The immaturity of my childhood has given way to an understanding that is not motivated by fear -- but rather of God's love. I like John Calvin's image of God's grace being boundless. As the 16th-century Genevan reformer put it, God offers us "an inexhaustible fountain of grace."
Still, I am grateful for Billy Graham bringing a sense of urgency to me -- like a dash of freezing water -- all those years ago. I needed it.
Nearly 93, a widower, he rarely leaves his North Carolina home. His children jealously guard his privacy.
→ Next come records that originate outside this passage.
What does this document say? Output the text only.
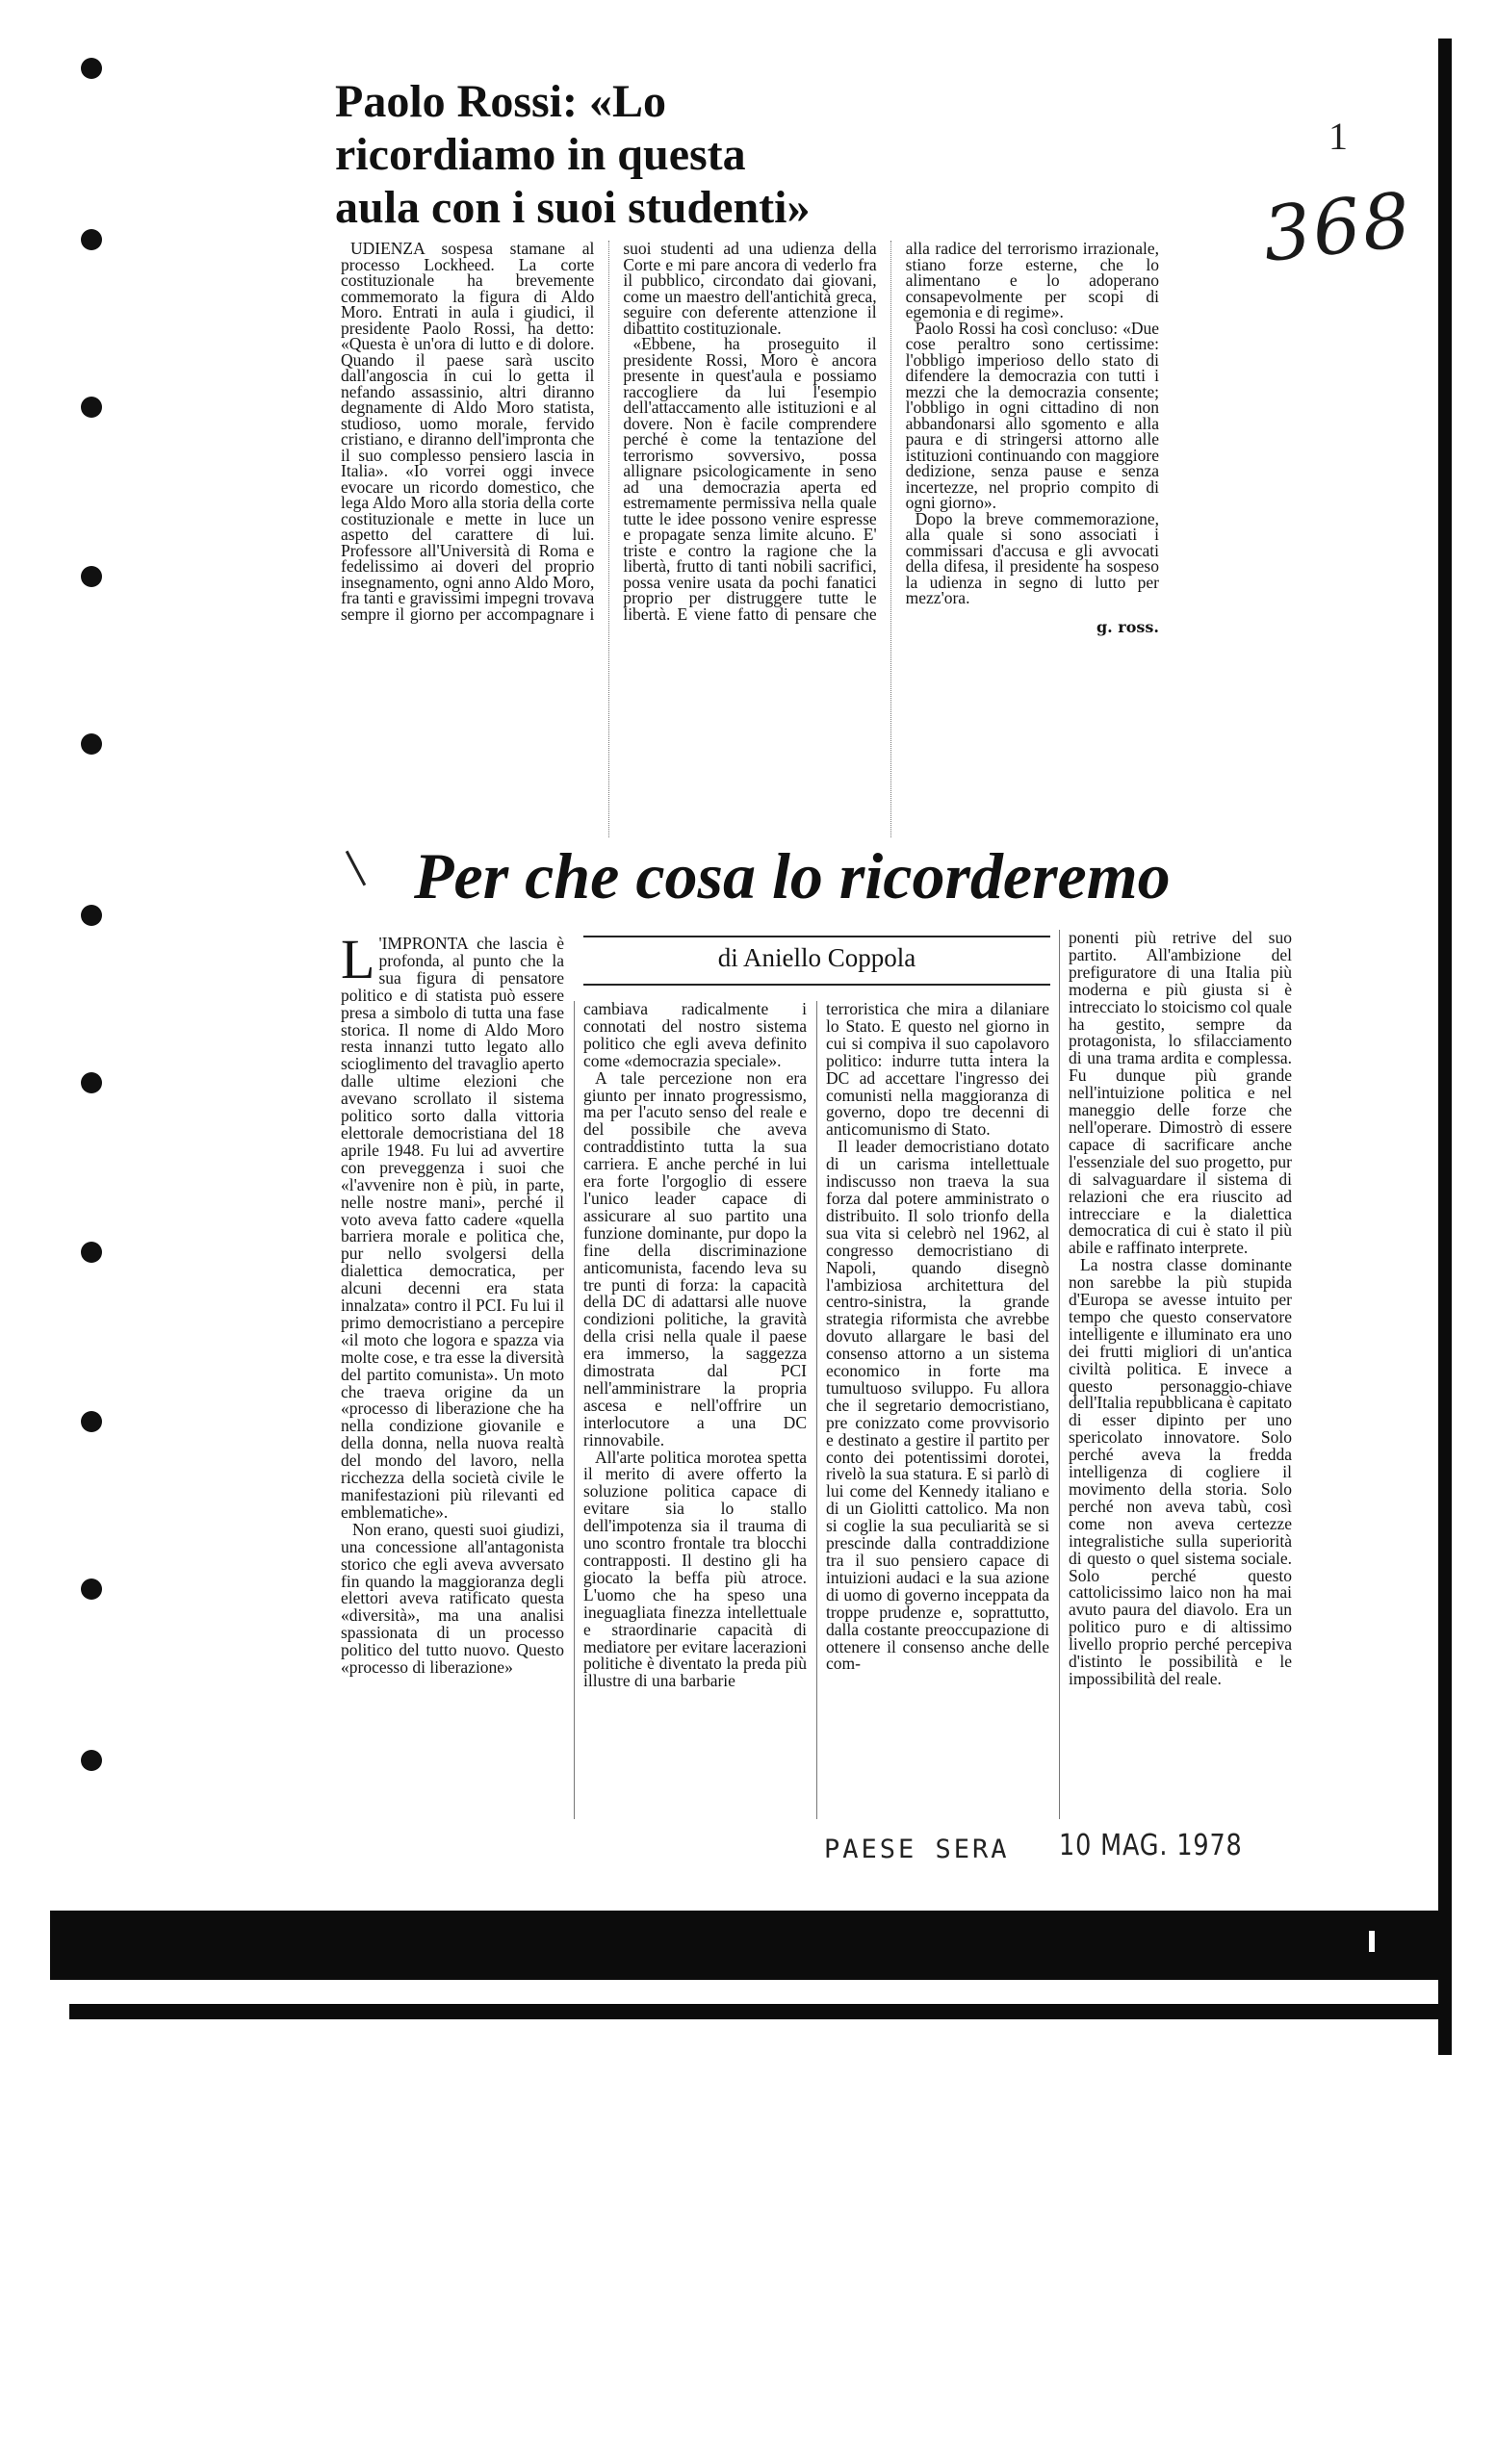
1
368
Paolo Rossi: «Lo ricordiamo in questa aula con i suoi studenti»

UDIENZA sospesa stamane al processo Lockheed. La corte costituzionale ha brevemente commemorato la figura di Aldo Moro. Entrati in aula i giudici, il presidente Paolo Rossi, ha detto: «Questa è un'ora di lutto e di dolore. Quando il paese sarà uscito dall'angoscia in cui lo getta il nefando assassinio, altri diranno degnamente di Aldo Moro statista, studioso, uomo morale, fervido cristiano, e diranno dell'impronta che il suo complesso pensiero lascia in Italia». «Io vorrei oggi invece evocare un ricordo domestico, che lega Aldo Moro alla storia della corte costituzionale e mette in luce un aspetto del carattere di lui. Professore all'Università di Roma e fedelissimo ai doveri del proprio insegnamento, ogni anno Aldo Moro, fra tanti e gravissimi impegni trovava sempre il giorno per accompagnare i suoi studenti ad una udienza della Corte e mi pare ancora di vederlo fra il pubblico, circondato dai giovani, come un maestro dell'antichità greca, seguire con deferente attenzione il dibattito costituzionale.

«Ebbene, ha proseguito il presidente Rossi, Moro è ancora presente in quest'aula e possiamo raccogliere da lui l'esempio dell'attaccamento alle istituzioni e al dovere. Non è facile comprendere perché è come la tentazione del terrorismo sovversivo, possa allignare psicologicamente in seno ad una democrazia aperta ed estremamente permissiva nella quale tutte le idee possono venire espresse e propagate senza limite alcuno. E' triste e contro la ragione che la libertà, frutto di tanti nobili sacrifici, possa venire usata da pochi fanatici proprio per distruggere tutte le libertà. E viene fatto di pensare che alla radice del terrorismo irrazionale, stiano forze esterne, che lo alimentano e lo adoperano consapevolmente per scopi di egemonia e di regime».

Paolo Rossi ha così concluso: «Due cose peraltro sono certissime: l'obbligo imperioso dello stato di difendere la democrazia con tutti i mezzi che la democrazia consente; l'obbligo in ogni cittadino di non abbandonarsi allo sgomento e alla paura e di stringersi attorno alle istituzioni continuando con maggiore dedizione, senza pause e senza incertezze, nel proprio compito di ogni giorno».

Dopo la breve commemorazione, alla quale si sono associati i commissari d'accusa e gli avvocati della difesa, il presidente ha sospeso la udienza in segno di lutto per mezz'ora.

g. ross.

Per che cosa lo ricorderemo
di Aniello Coppola

L 'IMPRONTA che lascia è profonda, al punto che la sua figura di pensatore politico e di statista può essere presa a simbolo di tutta una fase storica. Il nome di Aldo Moro resta innanzi tutto legato allo scioglimento del travaglio aperto dalle ultime elezioni che avevano scrollato il sistema politico sorto dalla vittoria elettorale democristiana del 18 aprile 1948. Fu lui ad avvertire con preveggenza i suoi che «l'avvenire non è più, in parte, nelle nostre mani», perché il voto aveva fatto cadere «quella barriera morale e politica che, pur nello svolgersi della dialettica democratica, per alcuni decenni era stata innalzata» contro il PCI. Fu lui il primo democristiano a percepire «il moto che logora e spazza via molte cose, e tra esse la diversità del partito comunista». Un moto che traeva origine da un «processo di liberazione che ha nella condizione giovanile e della donna, nella nuova realtà del mondo del lavoro, nella ricchezza della società civile le manifestazioni più rilevanti ed emblematiche».

Non erano, questi suoi giudizi, una concessione all'antagonista storico che egli aveva avversato fin quando la maggioranza degli elettori aveva ratificato questa «diversità», ma una analisi spassionata di un processo politico del tutto nuovo. Questo «processo di liberazione»

cambiava radicalmente i connotati del nostro sistema politico che egli aveva definito come «democrazia speciale».

A tale percezione non era giunto per innato progressismo, ma per l'acuto senso del reale e del possibile che aveva contraddistinto tutta la sua carriera. E anche perché in lui era forte l'orgoglio di essere l'unico leader capace di assicurare al suo partito una funzione dominante, pur dopo la fine della discriminazione anticomunista, facendo leva su tre punti di forza: la capacità della DC di adattarsi alle nuove condizioni politiche, la gravità della crisi nella quale il paese era immerso, la saggezza dimostrata dal PCI nell'amministrare la propria ascesa e nell'offrire un interlocutore a una DC rinnovabile.

All'arte politica morotea spetta il merito di avere offerto la soluzione politica capace di evitare sia lo stallo dell'impotenza sia il trauma di uno scontro frontale tra blocchi contrapposti. Il destino gli ha giocato la beffa più atroce. L'uomo che ha speso una ineguagliata finezza intellettuale e straordinarie capacità di mediatore per evitare lacerazioni politiche è diventato la preda più illustre di una barbarie

terroristica che mira a dilaniare lo Stato. E questo nel giorno in cui si compiva il suo capolavoro politico: indurre tutta intera la DC ad accettare l'ingresso dei comunisti nella maggioranza di governo, dopo tre decenni di anticomunismo di Stato.

Il leader democristiano dotato di un carisma intellettuale indiscusso non traeva la sua forza dal potere amministrato o distribuito. Il solo trionfo della sua vita si celebrò nel 1962, al congresso democristiano di Napoli, quando disegnò l'ambiziosa architettura del centro-sinistra, la grande strategia riformista che avrebbe dovuto allargare le basi del consenso attorno a un sistema economico in forte ma tumultuoso sviluppo. Fu allora che il segretario democristiano, pre conizzato come provvisorio e destinato a gestire il partito per conto dei potentissimi dorotei, rivelò la sua statura. E si parlò di lui come del Kennedy italiano e di un Giolitti cattolico. Ma non si coglie la sua peculiarità se si prescinde dalla contraddizione tra il suo pensiero capace di intuizioni audaci e la sua azione di uomo di governo inceppata da troppe prudenze e, soprattutto, dalla costante preoccupazione di ottenere il consenso anche delle com-

ponenti più retrive del suo partito. All'ambizione del prefiguratore di una Italia più moderna e più giusta si è intrecciato lo stoicismo col quale ha gestito, sempre da protagonista, lo sfilacciamento di una trama ardita e complessa. Fu dunque più grande nell'intuizione politica e nel maneggio delle forze che nell'operare. Dimostrò di essere capace di sacrificare anche l'essenziale del suo progetto, pur di salvaguardare il sistema di relazioni che era riuscito ad intrecciare e la dialettica democratica di cui è stato il più abile e raffinato interprete.

La nostra classe dominante non sarebbe la più stupida d'Europa se avesse intuito per tempo che questo conservatore intelligente e illuminato era uno dei frutti migliori di un'antica civiltà politica. E invece a questo personaggio-chiave dell'Italia repubblicana è capitato di esser dipinto per uno spericolato innovatore. Solo perché aveva la fredda intelligenza di cogliere il movimento della storia. Solo perché non aveva tabù, così come non aveva certezze integralistiche sulla superiorità di questo o quel sistema sociale. Solo perché questo cattolicissimo laico non ha mai avuto paura del diavolo. Era un politico puro e di altissimo livello proprio perché percepiva d'istinto le possibilità e le impossibilità del reale.

PAESE SERA 10 MAG. 1978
They take turns carefully screening those who make a pilgrimage to Graham's mountaintop retreat -- hoping for an audience with a man whose name is more famous than the hottest rock star or actor. Graham's progeny worry that their father -- whose hearing has been compromised -- may say something to a guest that will end up in print and embarrass him and taint his legacy.
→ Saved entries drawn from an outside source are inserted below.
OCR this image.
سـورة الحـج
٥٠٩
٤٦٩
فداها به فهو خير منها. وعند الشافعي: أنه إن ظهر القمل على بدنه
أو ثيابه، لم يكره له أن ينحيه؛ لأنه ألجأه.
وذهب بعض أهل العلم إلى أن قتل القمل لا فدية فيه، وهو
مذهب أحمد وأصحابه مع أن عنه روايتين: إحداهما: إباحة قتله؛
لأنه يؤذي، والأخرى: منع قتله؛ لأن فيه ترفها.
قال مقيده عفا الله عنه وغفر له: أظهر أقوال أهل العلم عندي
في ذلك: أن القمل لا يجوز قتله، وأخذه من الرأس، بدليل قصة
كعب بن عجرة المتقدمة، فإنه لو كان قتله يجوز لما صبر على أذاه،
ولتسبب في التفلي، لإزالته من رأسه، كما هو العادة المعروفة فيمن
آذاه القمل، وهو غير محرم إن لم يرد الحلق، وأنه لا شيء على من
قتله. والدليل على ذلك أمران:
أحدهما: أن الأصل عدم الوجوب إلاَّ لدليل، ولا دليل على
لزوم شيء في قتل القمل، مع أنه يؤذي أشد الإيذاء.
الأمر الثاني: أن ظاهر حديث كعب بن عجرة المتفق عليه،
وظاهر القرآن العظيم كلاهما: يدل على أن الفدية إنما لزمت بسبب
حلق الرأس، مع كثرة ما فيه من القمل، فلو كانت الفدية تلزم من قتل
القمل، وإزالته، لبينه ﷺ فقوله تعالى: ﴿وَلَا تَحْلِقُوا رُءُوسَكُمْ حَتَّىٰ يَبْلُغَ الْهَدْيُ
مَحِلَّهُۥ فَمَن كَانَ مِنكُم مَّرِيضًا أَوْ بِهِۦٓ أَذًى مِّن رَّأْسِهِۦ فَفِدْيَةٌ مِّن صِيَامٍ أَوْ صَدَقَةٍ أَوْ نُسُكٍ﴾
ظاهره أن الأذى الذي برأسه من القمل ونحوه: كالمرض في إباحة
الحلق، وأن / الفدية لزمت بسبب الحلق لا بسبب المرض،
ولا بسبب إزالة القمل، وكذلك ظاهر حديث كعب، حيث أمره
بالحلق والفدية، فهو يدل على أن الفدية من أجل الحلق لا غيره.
This coming week, Dr. Graham's final book, "Nearing Home: Life, Faith and Finishing Well," will be released. In the book's opening pages, he confesses that his "nearing home" metaphor comes from baseball -- and his thrill at seeing a favorite player cross the plate with a run.
The section of Graham's last published work that I've seen contains a slight bit of bitterness: "The days when the aged were admired, looked up to and respected are gone." But being Billy Graham, he doesn't stay in that negative place very long -- and as you continue to read, it's clear he's much more concerned about the reader than he is airing his own annoyances.
In the contemporary pantheon of famous religious leaders, for me, Billy Graham long has been at the top. As some evangelists got fabulously wealthy, Graham took a straight salary from the evangelical association. While it was far from a pittance, his finances were never an embarrassment to him or to his work. He was the only -- and I mean the only -- well-known evangelist who submitted his association's finances to a group known as the ECFA -- the Evangelical Council for Financial Accountability. If you have nothing to hide, you don't mind if someone looks at your books. At the end of his revival broadcasts on TV, Dr. Graham would look at the camera -- after inviting folks to receive Christ while singing "Just As I Am Without One Plea," and say: "If you don't have a church, find one in your community." Billy Graham was not in competition with churches; he was their biggest booster. That, too, set him apart.
I've never found Dr. Graham's preaching or his books to be particularly inventive. He had one basic message, and he spoke it over and over to crowds all over the world. Creative he was not. But he was a master at getting his point across -- as he did to a little boy in the 1960s who had ridden a bus to a northeast Ohio stadium one chilly Sunday night: "You need Jesus -- and you need him now."
What a magnificent life -- and what amazing work he's done in God's name. When he goes -- an era will pass. Thanks be to God for William "Billy" Franklin Graham. We'll not see his like again.
The Rev. Dr. Jeff Long is senior pastor of Centenary United Methodist Church in Cape Girardeau.